The 4,700-acre Little Creek Wildlife Area has the highest concentration of breeding saltmarsh sparrow on Delaware state-owned land. Threatened eastern Black rail has also been historically documented at this site and the habitat indicates that it is still a suitable site for black rail. A recent study by Delaware State University discovered audio evidence of the presence of black rail at the Milford Neck Preserve to the south of Little Creek Wildlife Area.

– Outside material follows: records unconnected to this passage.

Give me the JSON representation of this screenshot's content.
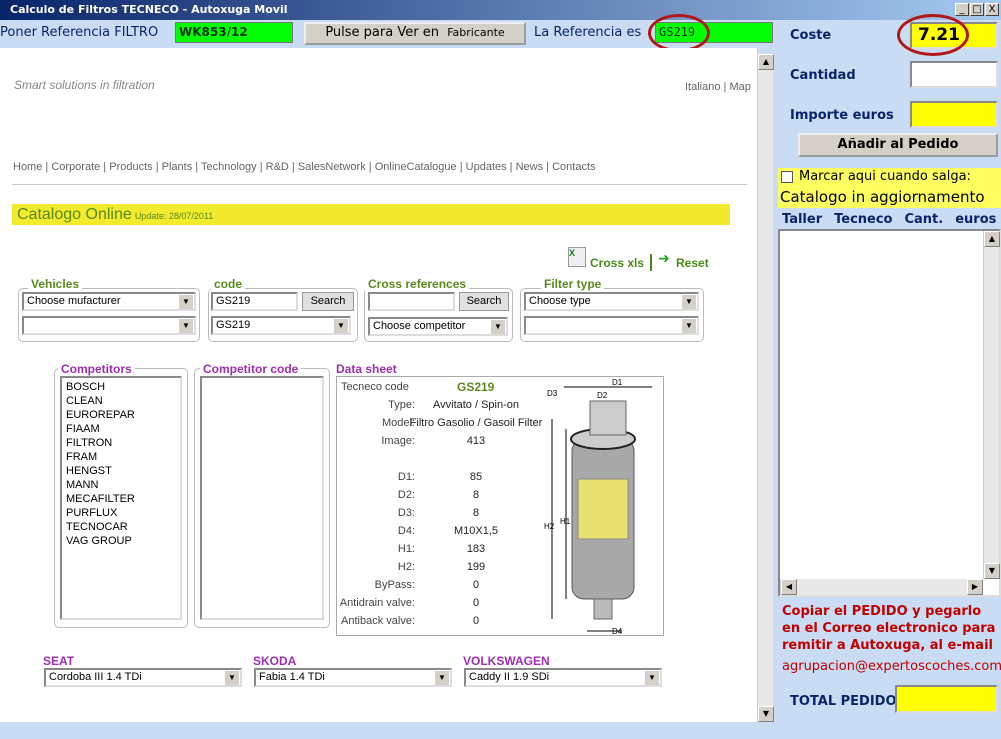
{
  "window": {
    "title": "Calculo de Filtros TECNECO - Autoxuga Movil",
    "controls": [
      "_",
      "□",
      "X"
    ]
  },
  "toolbar": {
    "ref_label": "Poner Referencia FILTRO",
    "ref_value": "WK853/12",
    "button_main": "Pulse para Ver en",
    "button_sub": "Fabricante",
    "result_label": "La Referencia es",
    "result_value": "GS219"
  },
  "site": {
    "tagline": "Smart solutions in filtration",
    "lang_links": [
      "Italiano",
      "Map"
    ],
    "nav": [
      "Home",
      "Corporate",
      "Products",
      "Plants",
      "Technology",
      "R&D",
      "SalesNetwork",
      "OnlineCatalogue",
      "Updates",
      "News",
      "Contacts"
    ],
    "banner_title": "Catalogo Online",
    "banner_update": "Update: 28/07/2011",
    "cross_xls": "Cross xls",
    "reset": "Reset",
    "vehicles": {
      "label": "Vehicles",
      "select1": "Choose mufacturer",
      "select2": ""
    },
    "code": {
      "label": "code",
      "input": "GS219",
      "search": "Search",
      "select": "GS219"
    },
    "cross": {
      "label": "Cross references",
      "input": "",
      "search": "Search",
      "select": "Choose competitor"
    },
    "filter_type": {
      "label": "Filter type",
      "select1": "Choose type",
      "select2": ""
    },
    "competitors": {
      "label": "Competitors",
      "items": [
        "BOSCH",
        "CLEAN",
        "EUROREPAR",
        "FIAAM",
        "FILTRON",
        "FRAM",
        "HENGST",
        "MANN",
        "MECAFILTER",
        "PURFLUX",
        "TECNOCAR",
        "VAG GROUP"
      ]
    },
    "competitor_code": {
      "label": "Competitor code"
    },
    "datasheet": {
      "label": "Data sheet",
      "code_label": "Tecneco code",
      "code": "GS219",
      "rows": [
        [
          "Type:",
          "Avvitato / Spin-on"
        ],
        [
          "Model:",
          "Filtro Gasolio / Gasoil Filter"
        ],
        [
          "Image:",
          "413"
        ],
        [
          "",
          ""
        ],
        [
          "D1:",
          "85"
        ],
        [
          "D2:",
          "8"
        ],
        [
          "D3:",
          "8"
        ],
        [
          "D4:",
          "M10X1,5"
        ],
        [
          "H1:",
          "183"
        ],
        [
          "H2:",
          "199"
        ],
        [
          "ByPass:",
          "0"
        ],
        [
          "Antidrain valve:",
          "0"
        ],
        [
          "Antiback valve:",
          "0"
        ]
      ],
      "dims": [
        "D1",
        "D2",
        "D3",
        "D4",
        "H1",
        "H2"
      ]
    },
    "makes": [
      {
        "name": "SEAT",
        "model": "Cordoba III 1.4 TDi"
      },
      {
        "name": "SKODA",
        "model": "Fabia 1.4 TDi"
      },
      {
        "name": "VOLKSWAGEN",
        "model": "Caddy II 1.9 SDi"
      }
    ]
  },
  "panel": {
    "coste_label": "Coste",
    "coste": "7.21",
    "cantidad_label": "Cantidad",
    "cantidad": "",
    "importe_label": "Importe euros",
    "importe": "",
    "add_button": "Añadir al Pedido",
    "checkbox_label": "Marcar aqui cuando salga:",
    "status": "Catalogo in aggiornamento",
    "columns": [
      "Taller",
      "Tecneco",
      "Cant.",
      "euros"
    ],
    "instructions": "Copiar el PEDIDO y pegarlo en el Correo electronico para remitir a Autoxuga, al e-mail",
    "email": "agrupacion@expertoscoches.com",
    "total_label": "TOTAL PEDIDO",
    "total": ""
  },
  "colors": {
    "highlight_green": "#00ff00",
    "highlight_yellow": "#ffff00",
    "banner_yellow": "#f2ea2c",
    "circle_red": "#b01818"
  }
}
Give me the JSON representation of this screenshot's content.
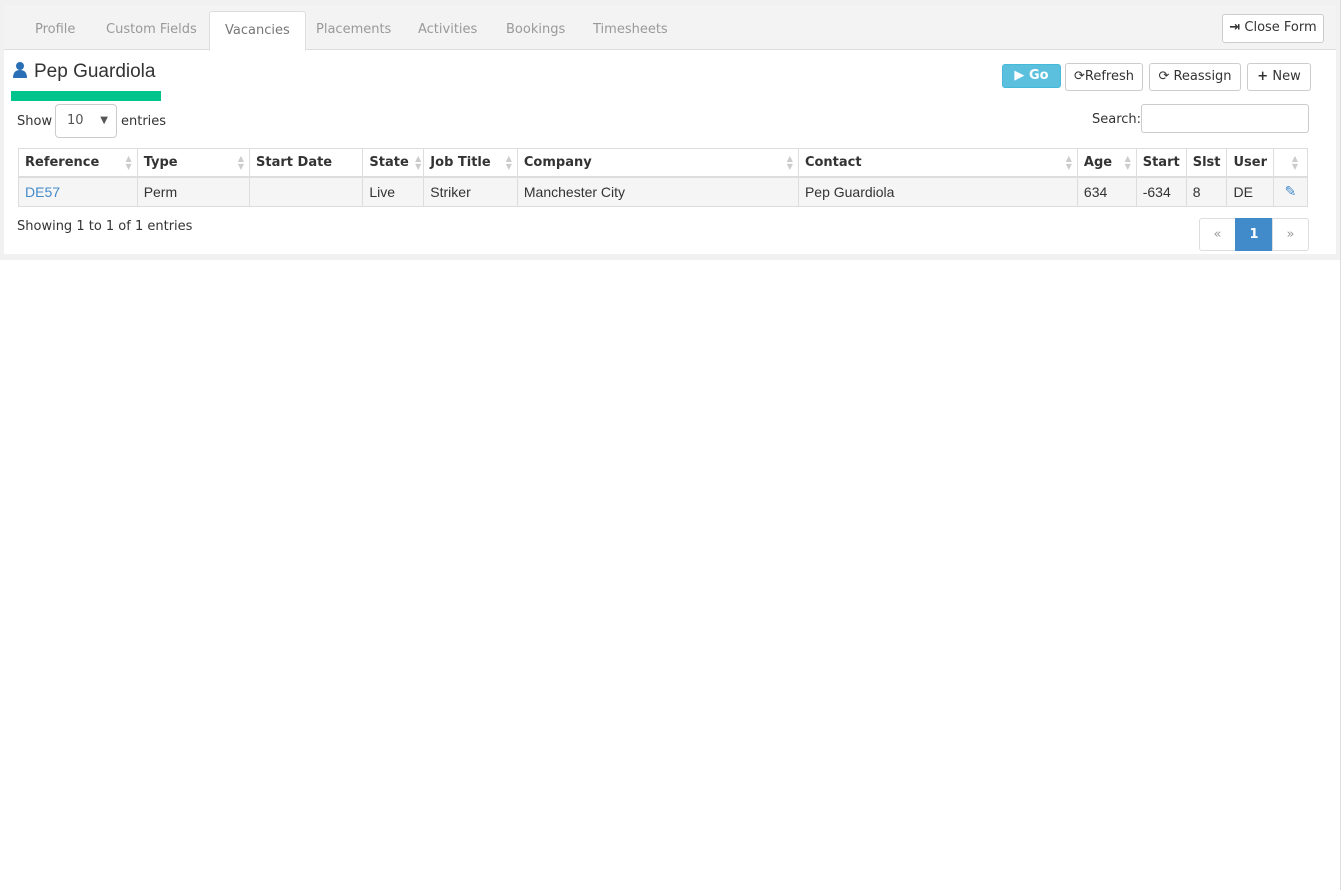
{
  "tabs": [
    {
      "label": "Profile"
    },
    {
      "label": "Custom Fields"
    },
    {
      "label": "Vacancies",
      "active": true
    },
    {
      "label": "Placements"
    },
    {
      "label": "Activities"
    },
    {
      "label": "Bookings"
    },
    {
      "label": "Timesheets"
    }
  ],
  "close_form": "Close Form",
  "title": "Pep Guardiola",
  "toolbar": {
    "go": "Go",
    "refresh": "Refresh",
    "reassign": "Reassign",
    "new": "New"
  },
  "length": {
    "show": "Show",
    "value": "10",
    "entries": "entries"
  },
  "search": {
    "label": "Search:",
    "value": ""
  },
  "table": {
    "headers": [
      "Reference",
      "Type",
      "Start Date",
      "State",
      "Job Title",
      "Company",
      "Contact",
      "Age",
      "Start",
      "Slst",
      "User",
      ""
    ],
    "rows": [
      [
        "DE57",
        "Perm",
        "",
        "Live",
        "Striker",
        "Manchester City",
        "Pep Guardiola",
        "634",
        "-634",
        "8",
        "DE"
      ]
    ]
  },
  "info": "Showing 1 to 1 of 1 entries",
  "pagination": {
    "prev": "«",
    "page": "1",
    "next": "»"
  },
  "colors": {
    "accent": "#00c48c",
    "primary": "#428bca",
    "go": "#5bc0de",
    "link": "#428bca"
  }
}
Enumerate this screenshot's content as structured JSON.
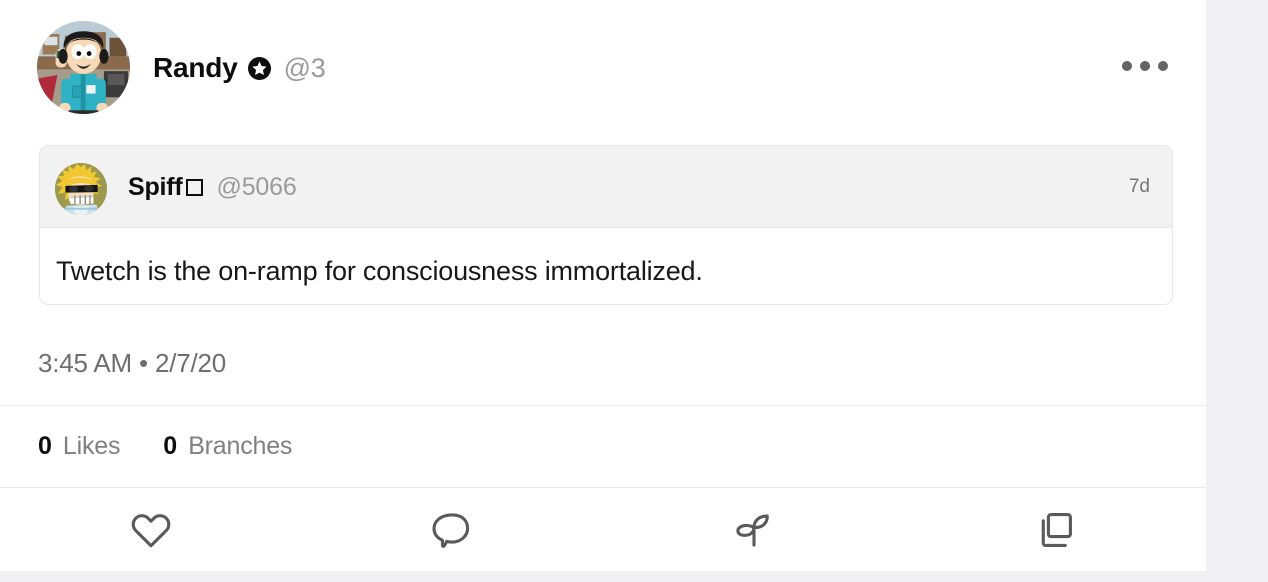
{
  "post": {
    "author": {
      "display_name": "Randy",
      "handle": "@3",
      "verified_badge_icon": "star-badge-icon",
      "avatar_alt": "randy-avatar"
    },
    "more_menu_icon": "more-horizontal-icon",
    "timestamp": "3:45 AM • 2/7/20",
    "quote": {
      "author_name": "Spiff",
      "author_name_suffix_glyph": "□",
      "handle": "@5066",
      "age": "7d",
      "text": "Twetch is the on-ramp for consciousness immortalized.",
      "avatar_alt": "spiff-avatar"
    },
    "stats": [
      {
        "count": "0",
        "label": "Likes",
        "name": "likes"
      },
      {
        "count": "0",
        "label": "Branches",
        "name": "branches"
      }
    ],
    "actions": [
      {
        "icon": "heart-icon",
        "name": "like-button"
      },
      {
        "icon": "comment-bubble-icon",
        "name": "comment-button"
      },
      {
        "icon": "sprout-icon",
        "name": "branch-button"
      },
      {
        "icon": "copy-icon",
        "name": "copy-button"
      }
    ]
  },
  "colors": {
    "page_background": "#f0f0f2",
    "card_background": "#ffffff",
    "quote_header_background": "#f2f2f2",
    "primary_text": "#0d0d0d",
    "muted_text": "#9b9b9b",
    "divider": "#eaeaea",
    "icon_stroke": "#5a5a5a"
  }
}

The Coastal Program and DE DFW know that the phragmites is degrading the 80 acres of high marsh being sprayed but also know that, if left untreated, will aggressively invade the two adjacent restoration sites. Next year the DE DFW will be more likely to have the capacity to takeover some of the spot management of phragmites at the site. This effort supports numerous State and Federal conservation plans, including the Delaware Wildlife Action Plan and Salt Marsh Bird Conservation Plan led by the Atlantic Coast Migratory Bird Joint Venture.